El problema generacional de España, que es el de todo Occidente, es increíblemente simple de describir, e indescriptiblemente complejo de solucionar: No nacen niños. O no los suficientes. Es así de sencillo. Hay siete u ocho millones de extranjeros y nacionalizados en España porque hay millones de personas que no han nacido en estos 35 años. Y porque hay un negocio descomunal montado alrededor de la inmigración, claro, pero el principal problema es que no nacen suficientes niños. Y menos que van a nacer. La generación Z tiene menos hijos aún que la milenial, y muchos menos que los X, que desde luego fuimos mucho menos prolíficos que nuestros padres boomers.

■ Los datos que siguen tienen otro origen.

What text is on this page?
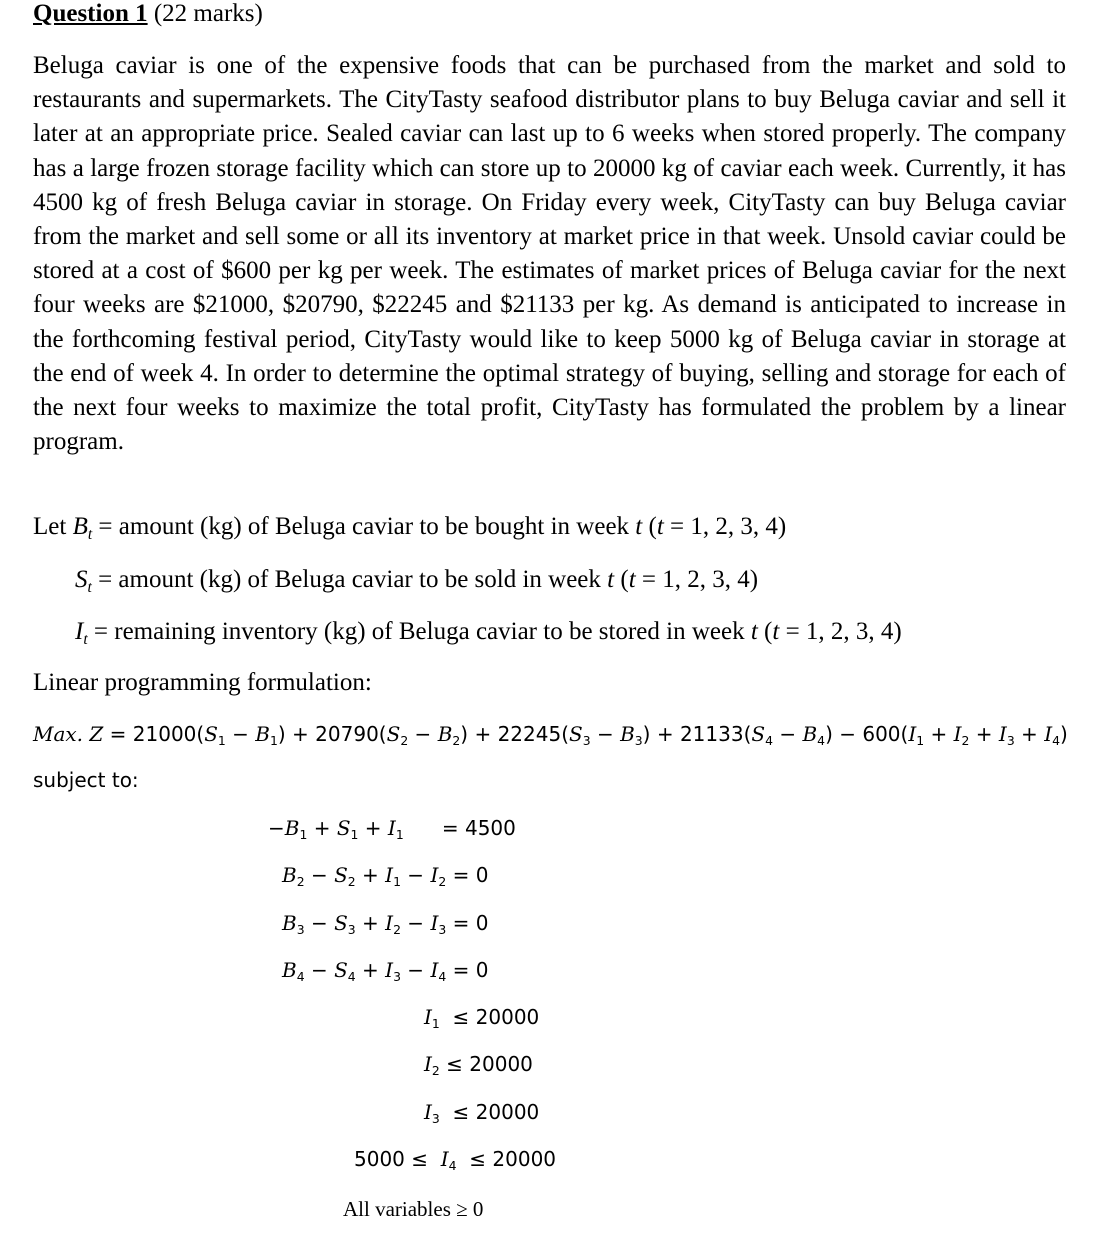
Question 1 (22 marks)
Beluga caviar is one of the expensive foods that can be purchased from the market and sold to restaurants and supermarkets. The CityTasty seafood distributor plans to buy Beluga caviar and sell it later at an appropriate price. Sealed caviar can last up to 6 weeks when stored properly. The company has a large frozen storage facility which can store up to 20000 kg of caviar each week. Currently, it has 4500 kg of fresh Beluga caviar in storage. On Friday every week, CityTasty can buy Beluga caviar from the market and sell some or all its inventory at market price in that week. Unsold caviar could be stored at a cost of $600 per kg per week. The estimates of market prices of Beluga caviar for the next four weeks are $21000, $20790, $22245 and $21133 per kg. As demand is anticipated to increase in the forthcoming festival period, CityTasty would like to keep 5000 kg of Beluga caviar in storage at the end of week 4. In order to determine the optimal strategy of buying, selling and storage for each of the next four weeks to maximize the total profit, CityTasty has formulated the problem by a linear program.
Let $B_t$ = amount (kg) of Beluga caviar to be bought in week t (t = 1, 2, 3, 4)
$S_t$ = amount (kg) of Beluga caviar to be sold in week t (t = 1, 2, 3, 4)
$I_t$ = remaining inventory (kg) of Beluga caviar to be stored in week t (t = 1, 2, 3, 4)
Linear programming formulation:
Max. $Z = 21000(S_1 - B_1) + 20790(S_2 - B_2) + 22245(S_3 - B_3) + 21133(S_4 - B_4) - 600(I_1 + I_2 + I_3 + I_4)$
subject to:
$-B_1 + S_1 + I_1$      = 4500
$B_2 - S_2 + I_1 - I_2 = 0$
$B_3 - S_3 + I_2 - I_3 = 0$
$B_4 - S_4 + I_3 - I_4 = 0$
$I_1 \le 20000$
$I_2 \le 20000$
$I_3 \le 20000$
$5000 \le I_4 \le 20000$
All variables ≥ 0
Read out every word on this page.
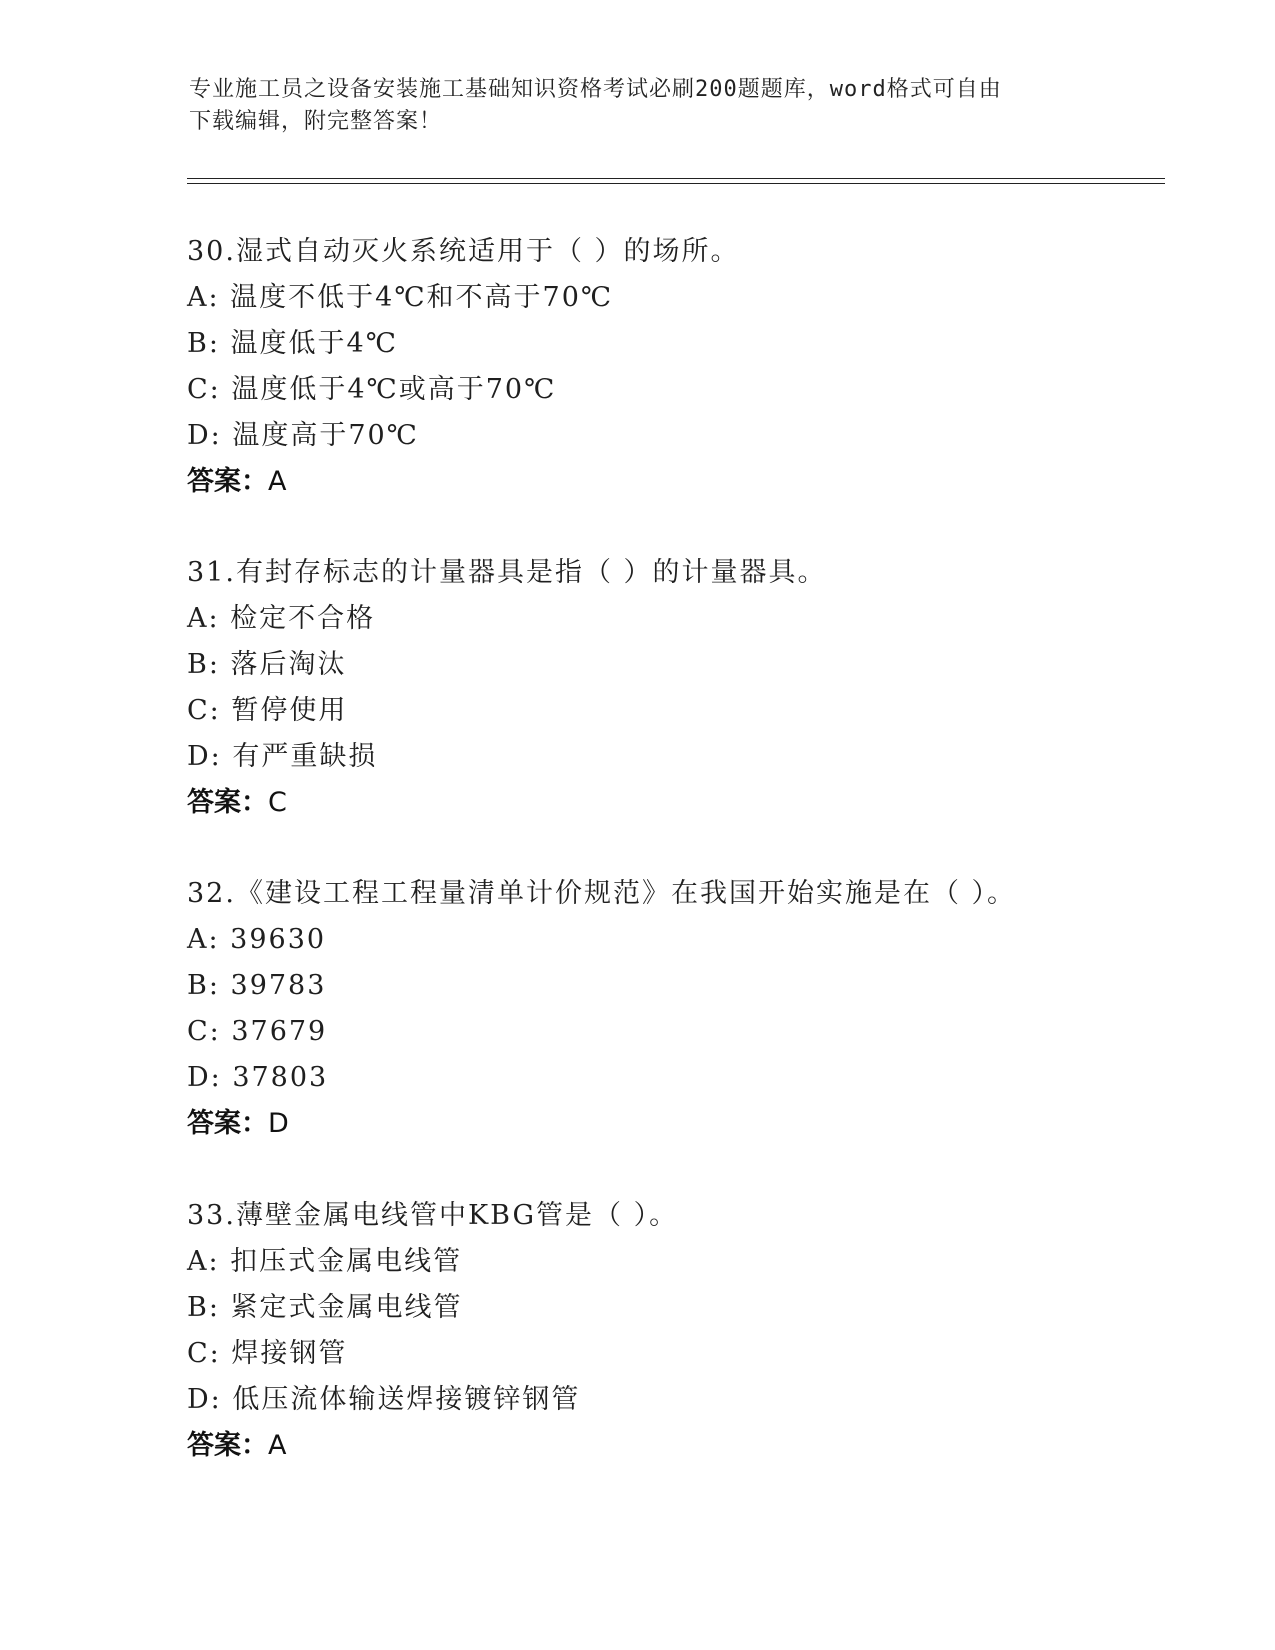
专业施工员之设备安装施工基础知识资格考试必刷200题题库，word格式可自由
下载编辑，附完整答案！
30.湿式自动灭火系统适用于（ ）的场所。
A: 温度不低于4℃和不高于70℃
B: 温度低于4℃
C: 温度低于4℃或高于70℃
D: 温度高于70℃
答案：A
31.有封存标志的计量器具是指（ ）的计量器具。
A: 检定不合格
B: 落后淘汰
C: 暂停使用
D: 有严重缺损
答案：C
32.《建设工程工程量清单计价规范》在我国开始实施是在（ ）。
A: 39630
B: 39783
C: 37679
D: 37803
答案：D
33.薄壁金属电线管中KBG管是（ ）。
A: 扣压式金属电线管
B: 紧定式金属电线管
C: 焊接钢管
D: 低压流体输送焊接镀锌钢管
答案：A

Em 1992 P.D. James publicó Children of Men, una novela distópica en la que un fenómeno desconocido ha convertido en infértiles a todos los seres humanos. La humanidad se prepara para su extinción, pero en el interín, las mascotas son tratadas como seres humanos, se les viste como a niños y se les pasea en cochecitos infantiles. Mujeres de todo el mundo desarrollan una obsesión por muñecos casi idénticos a un niño humano. Millones de inmigrantes entran en el país para mantener la población estable y a los ancianos, convertidos en cargas. se les eutanasia por cualquier motivo. ¿Suena familiar? Nuestra distopía no es la superpoblación, la extinción de los recursos o el apocalipsis climático. La distopía que viene es que haya cada vez menos de nosotros, y perdamos la esperanza y las ganas de vivir.